Adam Blatner

Words and Images from the Mind of Adam Blatner

Introduction & Resisting Distractions

Originally posted on October 5, 2010

The topic for this blog is folly, also to be realized as forms of self-deception, lapses in critical thinking, giving in to your less-worthy motivations, allowing yourself the luxury of illusion, and so forth.

In some roles, illusion is just fine, very adaptive, mature, poetic, sublime. It is the mythic foundation that makes our life juicy, funny, astonishing, and in other ways supports a wide variety of experiences that make life meaningful. I’m all for cultivating imaginativeness, playfulness, creative mythmaking, and so forth—but it’s better to recognize when and how these functions are being used. For many people, it blurs over into roles where it would be better to be more clear, to penetrate illusions. So I work in both areas: I want to actively promote imaginativeness and spontaneity in contexts where that is what’s needed, and also to promote acute perceptiveness and hard-headed critical thinking in other contexts where that’s what’s needed.

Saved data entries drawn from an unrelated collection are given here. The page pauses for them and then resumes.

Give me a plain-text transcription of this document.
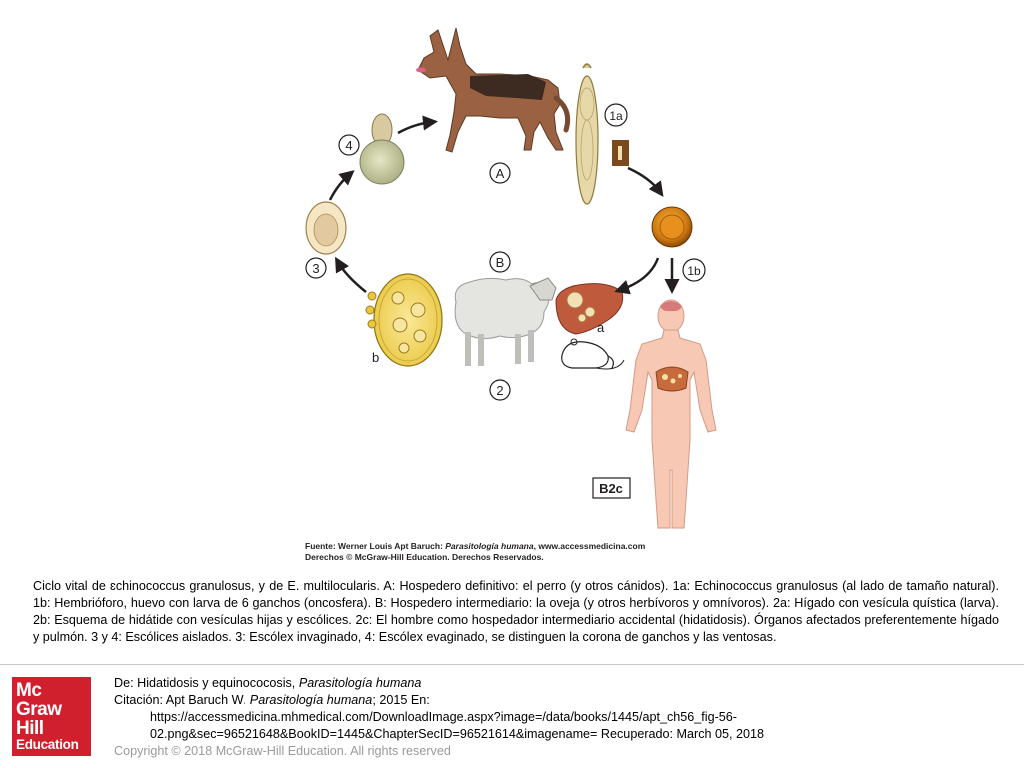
A
1a
1b
B
2
3
4
a
b
B2c
Fuente: Werner Louis Apt Baruch: Parasitología humana, www.accessmedicina.com
Derechos © McGraw-Hill Education. Derechos Reservados.
Ciclo vital de ɛchinococcus granulosus, y de E. multilocularis. A: Hospedero definitivo: el perro (y otros cánidos). 1a: Echinococcus granulosus (al lado de tamaño natural). 1b: Hembrióforo, huevo con larva de 6 ganchos (oncosfera). B: Hospedero intermediario: la oveja (y otros herbívoros y omnívoros). 2a: Hígado con vesícula quística (larva). 2b: Esquema de hidátide con vesículas hijas y escólices. 2c: El hombre como hospedador intermediario accidental (hidatidosis). Órganos afectados preferentemente hígado y pulmón. 3 y 4: Escólices aislados. 3: Escólex invaginado, 4: Escólex evaginado, se distinguen la corona de ganchos y las ventosas.
Mc
Graw
Hill
Education
De: Hidatidosis y equinococosis, Parasitología humana
Citación: Apt Baruch W. Parasitología humana; 2015 En:
https://accessmedicina.mhmedical.com/DownloadImage.aspx?image=/data/books/1445/apt_ch56_fig-56-
02.png&sec=96521648&BookID=1445&ChapterSecID=96521614&imagename= Recuperado: March 05, 2018
Copyright © 2018 McGraw-Hill Education. All rights reserved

Now there are certain kinds of relaxation in your thinking that are just fine. I like to recognize proportionality. If you do some things a little, that’s okay, but if you do them a lot, that’s foolish. Then you might want to ask yourself, in terms of your life goals, what’s the right amount for you?


Say, allowing yourself to be distracted. This involves computer-based social connections, emails, tweeting, Facebook, and so forth; or television; video games or internet-based multi-player games or activities. You may be on “Second Life,” one of these kinds of programs in which you create alternative adventures for your alter ego “avatar,” but how much time will you give yourself.

In the olden days before the onslaught of the information-overload media-saturated postmodern era, there was even a slight value in staying up with what’s going on. You might have expected yourself to be current with fashions and the news, and to disdain those who were “out of it.” All this has changed, flipped: It is impossible to keep up, other than in a very narrow field of interest or endeavor. Too many people have gotten aboard, and most activities can be found to have sub-groups and often even they have become sub-divided and too big to know most of the major players. So what then does it mean to “keep up” in a narrow field? Does it get you any actual status points?

What I’m getting at is the need to criticize old values that have become unworkable. Being knowledgeable, able to answer trivia questions, was admirable, worthy of awards on quiz shows. Now it’s becoming laughable, and made more so by the relatively immediate access to knowledge by web-browsers and Wikipedia.

The new skill is to learn to contain, turn away from, resist the temptation of, or more accurately perceive the limitations of potential distractions. Folly entails believing in the absolute nature of obsolete ideas and values. They just don’t apply anymore.

More about folly will follow in the coming days.